There have been millions upon millions of dollars wasted on the campaign as candidates fell by the wayside and millions more spent by the two who survived. I can’t help but wonder what better use all that money could have gone to. Funding healthcare? Fixing up dilapidated roads and bridges? Cleaning up the classrooms and buying new books for students? Funding alternative energy?

Those are just a few of the many things that need fixing in this country. But, for some reason we would rather use all that money to have a bunch of candidates traipse around the country making promises they most likely cannot keep to people too stupid to realize it.

Do we really need to see a candidate in person in order to make a decision about voting for him or her? Do we need to watch as they bumble their way through small towns eating at diners and attending fairs? I think not.

I read news magazines and newspapers; I watched TV news reports and analysis; I’ve lived life and know what’s troubling our society and I’m able to make a decision. I’d like to think that the candidates too are pretty savvy about what people are thinking without all that hoofing around.

But maybe that’s just me.

I do think, however, that knowing about the astronomical amounts of money spent on this campaign, it’s time for campaign reform and I have a few ideas about that.
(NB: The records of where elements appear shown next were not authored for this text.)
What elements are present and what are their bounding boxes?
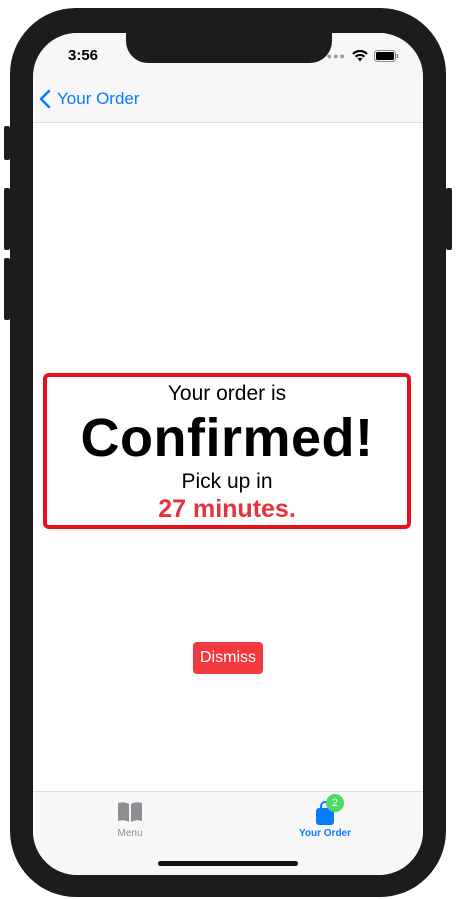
tab-menu-label: Menu xyxy=(117,828,143,839)
battery-icon xyxy=(374,50,399,62)
home-indicator xyxy=(158,861,298,866)
order-count-badge: 2 xyxy=(326,794,344,812)
volume-down-button xyxy=(4,258,10,320)
power-button xyxy=(446,188,452,250)
wifi-icon xyxy=(352,50,368,62)
tab-menu[interactable]: Menu xyxy=(70,800,190,839)
confirmation-headline: Confirmed! xyxy=(80,408,374,468)
mute-switch xyxy=(4,126,10,160)
pickup-eta: 27 minutes. xyxy=(158,495,296,523)
status-icons: ●●●● xyxy=(320,49,399,63)
book-icon xyxy=(118,802,142,822)
confirmation-content: Your order is Confirmed! Pick up in 27 m… xyxy=(33,123,423,791)
chevron-left-icon xyxy=(39,89,51,109)
confirmation-intro: Your order is xyxy=(167,382,287,405)
tab-your-order[interactable]: 2 Your Order xyxy=(265,794,385,839)
back-button[interactable]: Your Order xyxy=(39,89,140,109)
camera-notch xyxy=(126,33,332,63)
dismiss-button[interactable]: Dismiss xyxy=(193,642,263,674)
pickup-label: Pick up in xyxy=(181,470,273,493)
screen: 3:56 ●●●● Your Order Your order is Confi… xyxy=(33,33,423,875)
confirmation-box: Your order is Confirmed! Pick up in 27 m… xyxy=(43,373,411,529)
back-button-label: Your Order xyxy=(57,89,140,108)
volume-up-button xyxy=(4,188,10,250)
navigation-bar: Your Order xyxy=(33,79,423,123)
tab-your-order-label: Your Order xyxy=(298,828,352,839)
status-time: 3:56 xyxy=(68,47,99,64)
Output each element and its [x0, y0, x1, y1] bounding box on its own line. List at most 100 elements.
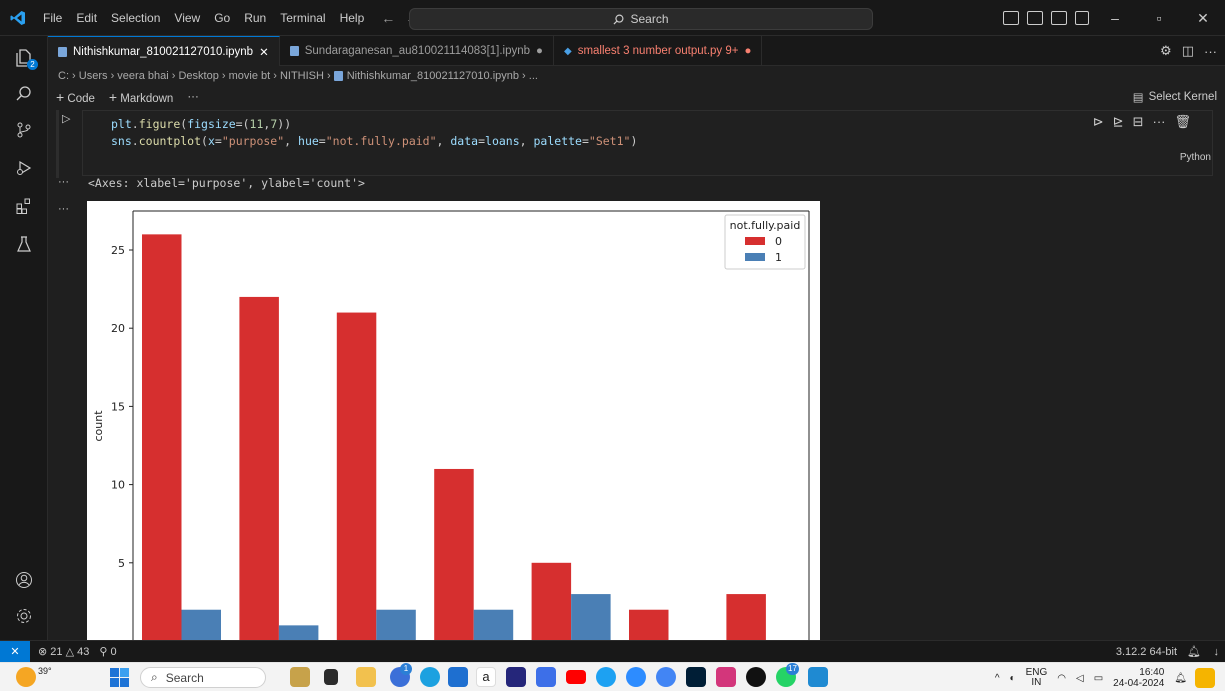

New Law: A campaign may only run for a total of six months prior to any election. Any candidate found campaigning in any form for longer than that shall be fined exorbitant amounts of money and prevented from running for election.

New Law: No campaign money may be sent to individual candidates, only to the political parties that they represent. No candidate will be allowed to know who the donators are; that way special interest pandering will be prevented. The political parties then dole out the money equally. That will make both the people planning to run for election and the political parties responsible for their money management.

New Law: Any candidate with a high net worth (to be determined) shall not be eligible to accept party money and he/she may never be allowed to spend more than the other candidates who do receive party money.

New Law: The television networks shall, as public service announcements, be forced to provide free and equal time (to be determined) to all candidates for their commercials.

New Law: There shall be ongoing broadcast debates with hard-hitting questions by moderators throughout the campaign and that’s how we will truly get to know the candidates.

There was an option for the candidates to pledge to use only a limited amount of public money but it was just that – optional – and the parameters weren’t well set. Obama opted out and ended up spending a fortune. In this case, good for him; I hope he wins. But for the future, I hope someone wises up to the patent unfairness of the system. What we’ve learned is that you have to be rich to play in the game and if you’re not personally wealthy you have to be able to connect on a grand scale with those who are. Why not level the playing field? Let brains, competence and good ideas win over financial brawn. In the 2008 Presidential election we are, in my opinion, lucky enough that the man who just might win, has shown that he has it all. originally filed Oct. 29, 2008

Unbelievable (or maybe not) – it’s 2012 and this article still holds up with respect to everything previously written as far back as 2008.  Our government will never change.  The stupid status quo will always be alive in D.C.